Drug Dealer, MD: How Doctors Were Duped, Patients Got Hooked, and Why It's So Hard to Stop
More than 47,000 Americans died of accidental overdose in 2014. What is causing this epidemic of overdose deaths? The book Drug Dealer MD: How Doctors Were Duped, Patients Got Hooked, and Why It’s So Hard to Stop, makes a tremendous effort to explain this crisis. Unfortunately, the book suffers from a lack of cogent data analysis and leaves the reader irritated by its inconsistencies.
The author, Anna Lembke, is the chief of addiction medicine and an assistant professor at Stanford University School of Medicine. The book is published by Johns Hopkins. With such credentials behind the effort, the reader would expect a more rigorous approach to data analysis and storytelling. On that level, the book is disappointing.
Perhaps the biggest mistake the author makes in the book is the heavy use of only a small number of patient cases to illustrate the points she makes. Not only are these cases few in number, but they are not illustrative of the “average” addict, if such a person exists. Because of the case anomalies, the narrative created quickly becomes skewed. While the case studies are informative in some respects, giving flesh and breath to the lived experience of addicts, these specific stories take away from the overall points to be made.
The data analysis is also neither in line with standard medical/research interpretations nor groundbreaking or illuminating. It simply reads as strange. Countless times throughout the book, this reviewer wrote, “What?” or “No,” or “Not congruent with other research” in the margins. Specifically, the author’s ideas on recovery and possibilities for treatment, including the role of relapse, are inconsistent with the latest findings in addiction treatment. That makes the writing not just disappointing, but dangerous. There is far more hope for recovery if quality treatment is sought than the author gives credit for.

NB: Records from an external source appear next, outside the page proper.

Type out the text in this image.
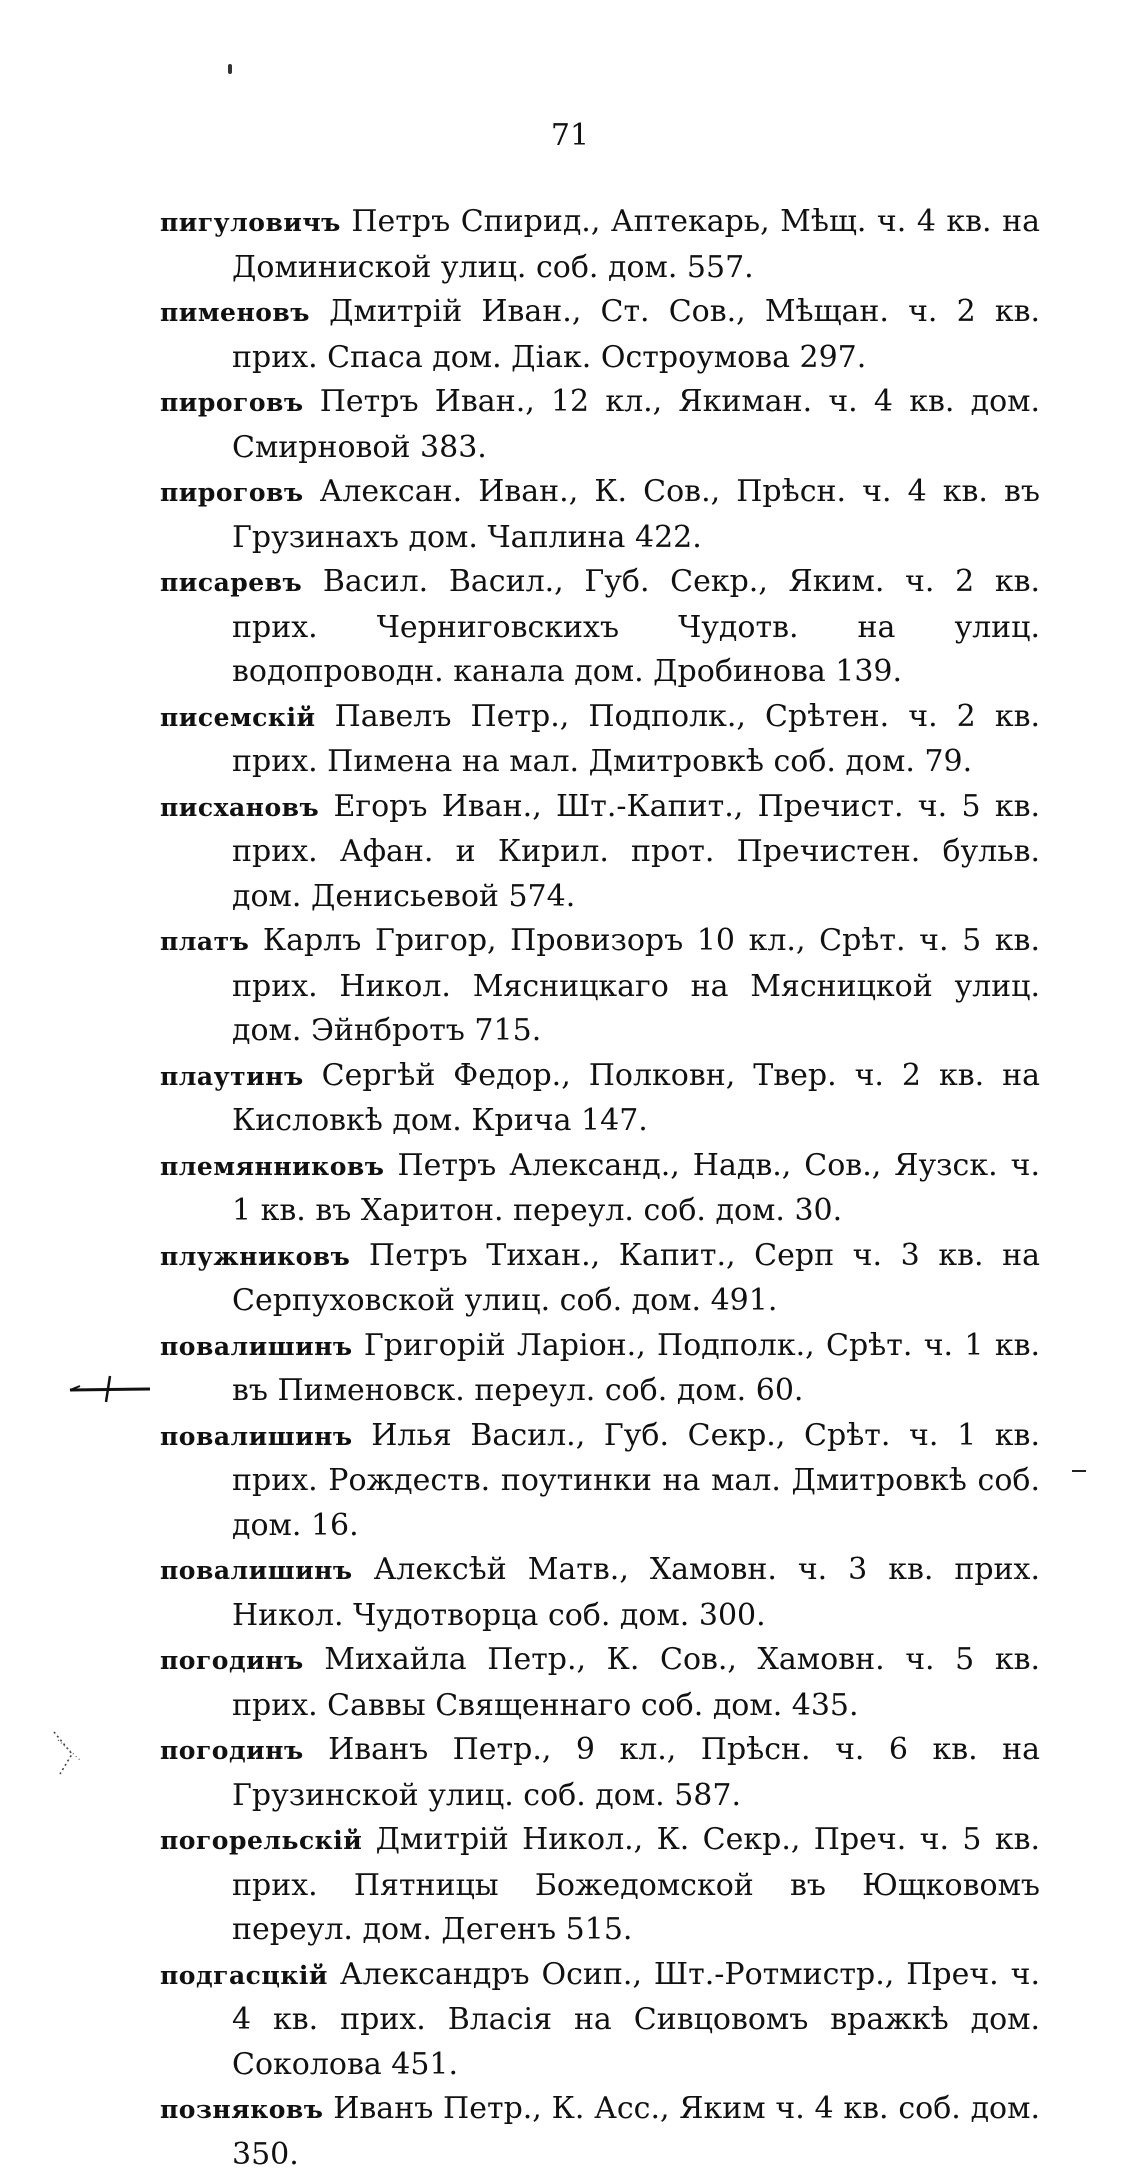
71

пигуловичъ Петръ Спирид., Аптекарь, Мѣщ. ч. 4 кв. на Доминиской улиц. соб. дом. 557.

пименовъ Дмитрій Иван., Ст. Сов., Мѣщан. ч. 2 кв. прих. Спаса дом. Діак. Остроумова 297.

пироговъ Петръ Иван., 12 кл., Якиман. ч. 4 кв. дом. Смирновой 383.

пироговъ Алексан. Иван., К. Сов., Прѣсн. ч. 4 кв. въ Грузинахъ дом. Чаплина 422.

писаревъ Васил. Васил., Губ. Секр., Яким. ч. 2 кв. прих. Черниговскихъ Чудотв. на улиц. водопроводн. канала дом. Дробинова 139.

писемскій Павелъ Петр., Подполк., Срѣтен. ч. 2 кв. прих. Пимена на мал. Дмитровкѣ соб. дом. 79.

писхановъ Егоръ Иван., Шт.-Капит., Пречист. ч. 5 кв. прих. Афан. и Кирил. прот. Пречистен. бульв. дом. Денисьевой 574.

платъ Карлъ Григор, Провизоръ 10 кл., Срѣт. ч. 5 кв. прих. Никол. Мясницкаго на Мясницкой улиц. дом. Эйнбротъ 715.

плаутинъ Сергѣй Федор., Полковн, Твер. ч. 2 кв. на Кисловкѣ дом. Крича 147.

племянниковъ Петръ Александ., Надв., Сов., Яузск. ч. 1 кв. въ Харитон. переул. соб. дом. 30.

плужниковъ Петръ Тихан., Капит., Серп ч. 3 кв. на Серпуховской улиц. соб. дом. 491.

повалишинъ Григорій Ларіон., Подполк., Срѣт. ч. 1 кв. въ Пименовск. переул. соб. дом. 60.

повалишинъ Илья Васил., Губ. Секр., Срѣт. ч. 1 кв. прих. Рождеств. поутинки на мал. Дмитровкѣ соб. дом. 16.

повалишинъ Алексѣй Матв., Хамовн. ч. 3 кв. прих. Никол. Чудотворца соб. дом. 300.

погодинъ Михайла Петр., К. Сов., Хамовн. ч. 5 кв. прих. Саввы Священнаго соб. дом. 435.

погодинъ Иванъ Петр., 9 кл., Прѣсн. ч. 6 кв. на Грузинской улиц. соб. дом. 587.

погорельскій Дмитрій Никол., К. Секр., Преч. ч. 5 кв. прих. Пятницы Божедомской въ Ющковомъ переул. дом. Дегенъ 515.

подгасцкій Александръ Осип., Шт.-Ротмистр., Преч. ч. 4 кв. прих. Власія на Сивцовомъ вражкѣ дом. Соколова 451.

позняковъ Иванъ Петр., К. Асс., Яким ч. 4 кв. соб. дом. 350.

That said, there is some important information in this piece for addiction treatment professionals who can take its shortcomings with a grain of salt.
The author chronicles very well the recent history of pain treatment in the United States, particularly the ways in which Big Pharma sold doctors a bill of goods on their stock in trade. This book, though brief, has a reasonably good A to Z linear view of how the USA got into its current opioid abuse crisis.
The author also explains changing ideas about pain, that Americans no longer see pain as a useful touchstone for physical or personal/spiritual growth and now demand to be pain-free in all circumstances. This does not mean that those with chronic pain syndromes should be denied treatment. Rather, it is an important observation about changing social norms that put doctors in a bind with regard to how to treat pain. Is all pain intolerable? And who decides when enough is enough?
Additionally, the author weaves throughout the book the idea that human beings create narratives about themselves, and that these stories create our reality. With regard to substance abuse, many can develop an “illness identity” that is built around a victim narrative. This is an extremely important and often under-considered aspect of medicine, no less addiction medicine. How we see ourselves is important not only for how we use and abuse substances, but also for our recovery from addiction.
Finally, the book covers the “industrialization” of medicine, specifically the ways in which medicine has gone from being a healing art, in which patients and doctors worked together to improve patient quality of life and overall health, to an endeavor in which profit is the first order of business and getting patients in and out of treatment efficiently and effectively is the main activity of the day. It is this priority of profit and time efficiency over patient care and outcomes that has doctors from all fields shaking their heads in dismay. The same system that brought on the opioid epidemic is also what has put patient care under the boot-heel of profit.
Sadly, Drug Dealer MD misses the mark. It is suitable only for those in the addiction treatment or medical field who want to be up to date on what is being published about addiction treatment. Even for that population, it’s good for a skim at best.